Systemelektroniker/in

Berufe in der Informations- und Kommunikationstechnik

Die Tätigkeit im Überblick
Systemelektroniker/innen entwickeln elektrische und elektronische Komponenten, Geräte und Systeme. Sie stellen Muster bzw. Einzelstücke her und planen und überwachen die Serienfertigung.
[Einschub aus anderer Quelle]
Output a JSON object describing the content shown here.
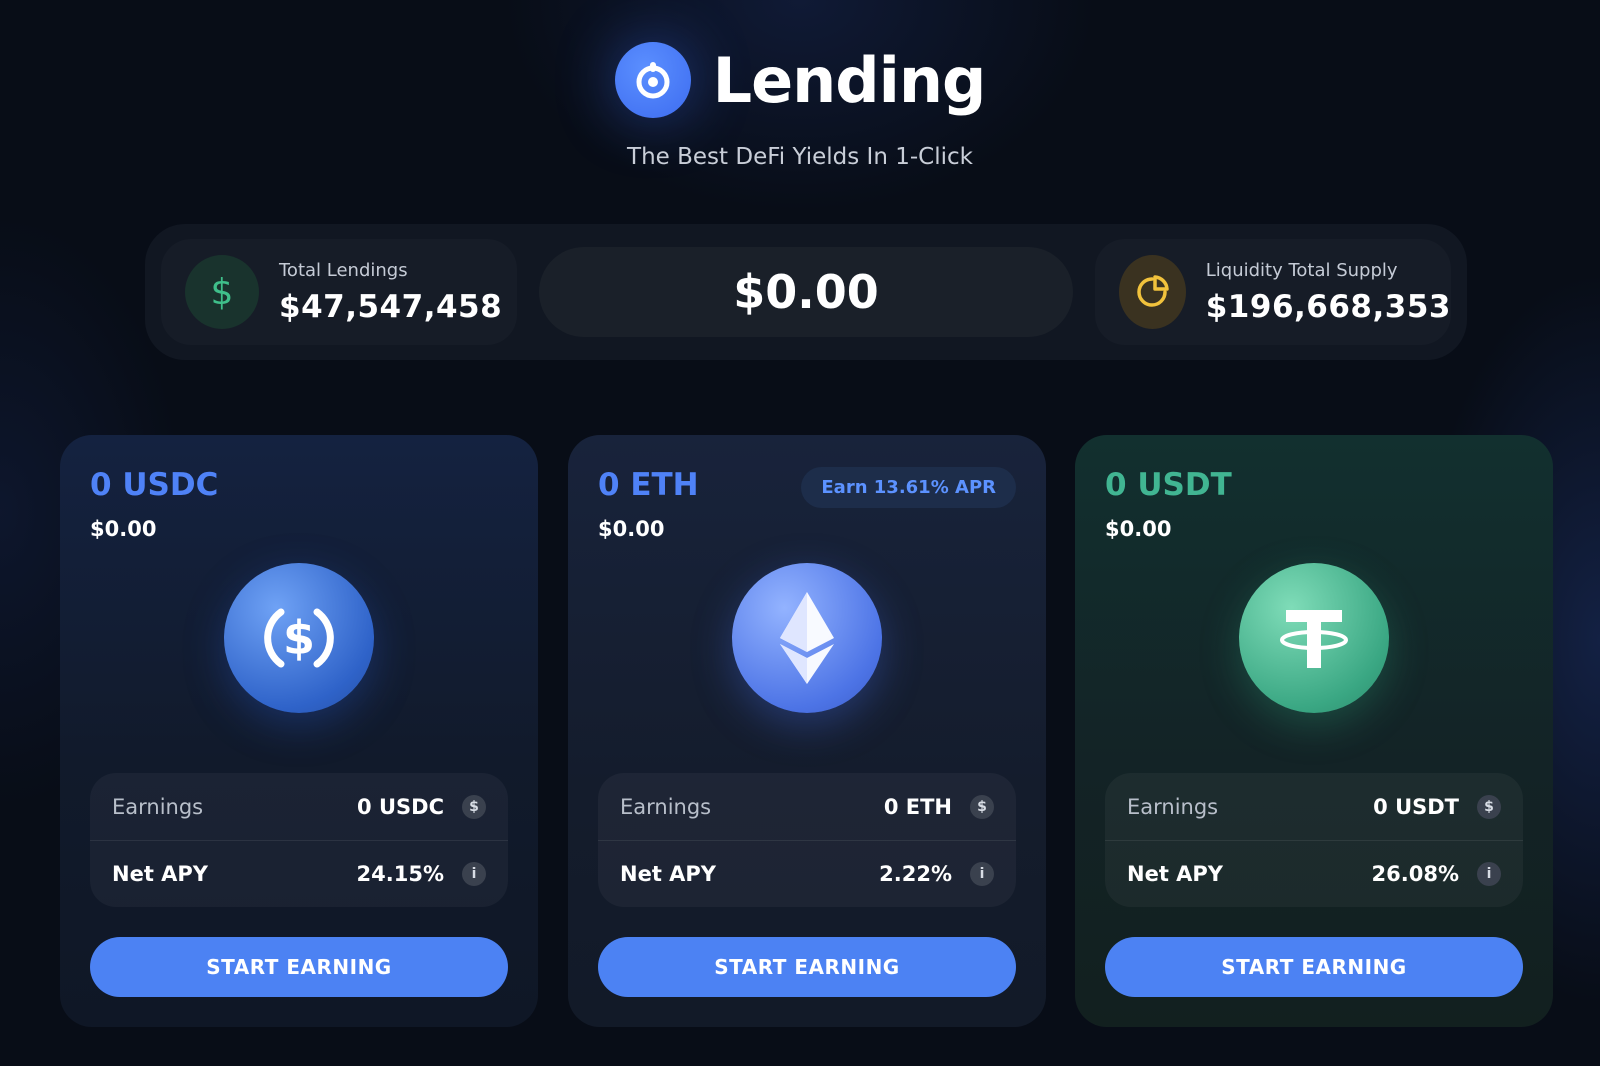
{
  "header": {
    "title": "Lending",
    "subtitle": "The Best DeFi Yields In 1-Click"
  },
  "stats": {
    "total_lendings": {
      "label": "Total Lendings",
      "value": "$47,547,458",
      "icon": "dollar-icon"
    },
    "balance": "$0.00",
    "liquidity_supply": {
      "label": "Liquidity Total Supply",
      "value": "$196,668,353",
      "icon": "pie-chart-icon"
    }
  },
  "cards": [
    {
      "asset": "USDC",
      "amount": "0 USDC",
      "usd_value": "$0.00",
      "earnings_label": "Earnings",
      "earnings_value": "0 USDC",
      "apy_label": "Net APY",
      "apy_value": "24.15%",
      "button": "START EARNING",
      "accent": "#4f82f7"
    },
    {
      "asset": "ETH",
      "amount": "0 ETH",
      "usd_value": "$0.00",
      "badge": "Earn 13.61% APR",
      "earnings_label": "Earnings",
      "earnings_value": "0 ETH",
      "apy_label": "Net APY",
      "apy_value": "2.22%",
      "button": "START EARNING",
      "accent": "#4f82f7"
    },
    {
      "asset": "USDT",
      "amount": "0 USDT",
      "usd_value": "$0.00",
      "earnings_label": "Earnings",
      "earnings_value": "0 USDT",
      "apy_label": "Net APY",
      "apy_value": "26.08%",
      "button": "START EARNING",
      "accent": "#41b592"
    }
  ],
  "colors": {
    "background": "#080d17",
    "primary_button": "#4c82f3",
    "brand_blue": "#3d6cf0"
  }
}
Zudem halten bzw. setzen sie elektronische Geräte und Systeme instand und beraten Kunden.

Die Ausbildung im Überblick
Systemelektroniker/in ist ein 3,5-jähriger anerkannter Ausbildungsberuf im Handwerk.

Typische Branchen
Systemelektroniker/innen finden Beschäftigung in Betrieben des Elektrotechnikerhandwerks, in Betrieben der Elektroindustrie, in Betrieben des Maschinen- und Anlagenbaus, in der Herstellung, Installation, Wartung und Reparatur von Bürosystemen, Computern sowie medizintechnischen Geräten.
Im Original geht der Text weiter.